Aging takes most of us by surprise. We look in the mirror one day, or get up out of a chair, or try to do something we used to do effortlessly — and suddenly we realize that we’ve actually gotten older. That’s what happened to me. Even though I don’t always want to admit it, I have started to experience the universal signs of reaching a certain ... maturity. I need reading glasses. I can’t run at the same pace or with the same stamina I used to. It’s become a little more difficult to regulate my weight.

I’ve started to ask myself questions. What can I do now and for the rest of my life to make the coming years as good as those that have passed? Do I need to worry about health concerns that some have called the diseases of aging? And how do I not only remain healthy but feel good — and look good, too?

Fortunately, I have a privileged perspective from which to explore and answer these concerns. For the past twenty years, I’ve been a successful nutritional consultant in New York City, the head of health and nutritional services for Equinox Fitness Clubs worldwide, a consultant to the East Coast Alliance of Trainers and to the world-renowned Life Extension Foundation, and the author of The Balance and Look and Feel Fabulous Forever. Over the course of my professional and personal experience, I’ve come to grasp the true importance of everything from managing our hormones to how much sleep we get (yes, we really do need eight hours) to the most advanced diagnostic testing available today to gauge every aspect of our health, and the full range of products we can now put to use.

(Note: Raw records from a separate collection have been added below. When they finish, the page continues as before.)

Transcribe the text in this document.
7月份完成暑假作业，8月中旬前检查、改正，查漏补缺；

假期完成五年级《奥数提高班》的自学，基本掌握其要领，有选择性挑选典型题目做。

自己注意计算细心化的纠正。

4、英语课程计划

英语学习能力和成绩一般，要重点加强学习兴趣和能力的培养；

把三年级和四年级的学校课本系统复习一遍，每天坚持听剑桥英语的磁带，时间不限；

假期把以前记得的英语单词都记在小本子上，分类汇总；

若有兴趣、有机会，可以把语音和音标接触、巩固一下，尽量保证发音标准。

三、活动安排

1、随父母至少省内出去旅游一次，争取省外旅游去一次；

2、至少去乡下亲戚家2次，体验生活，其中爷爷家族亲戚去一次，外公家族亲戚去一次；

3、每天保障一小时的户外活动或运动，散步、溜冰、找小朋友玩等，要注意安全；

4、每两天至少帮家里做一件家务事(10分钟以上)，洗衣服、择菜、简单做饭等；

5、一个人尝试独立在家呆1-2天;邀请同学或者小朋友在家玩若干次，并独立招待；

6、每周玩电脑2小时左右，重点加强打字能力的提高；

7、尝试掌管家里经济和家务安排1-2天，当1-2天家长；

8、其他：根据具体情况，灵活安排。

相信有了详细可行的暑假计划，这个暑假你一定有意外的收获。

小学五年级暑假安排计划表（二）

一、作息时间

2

Using the latest information and most innovative means available, I aim to help you experience the highest levels of well-being so that you can be more productive, have better relationships, reduce needless suffering, manage your moods, reduce the use of medication when appropriate, and overcome infirmity more quickly. Ultimately, I want you to stay in the game as long as possible, playing at peak performance.

I’m not foolish enough to promise that you won’t get old, but I am saying that anti-aging techniques have come a long, long way in recent years. I’m not saying you can stop all deterioration of the body as you get older, but I am saying you can lay down speed bumps to slow the process and in many ways even reverse the signs and symptoms of aging.

Middle age represents more than a number; it marks a hormonal shift that appears as menopause in women and andropause in men. Even if our appearance doesn’t give away our age, our hormones do. Some people feel that these hormonal shifts mean the end of their youth and vitality. I’m here to say that this is just not true and that with the knowledge and scientific advances we have today, middle age can be the best part of your life. You can modify your diet and lifestyle to lead a longer, happier, and healthier life. You can have a vibrant sex life. You can reduce and even reverse much of the damage done to your skin from dietary and environmental abuse. You can look and feel young again.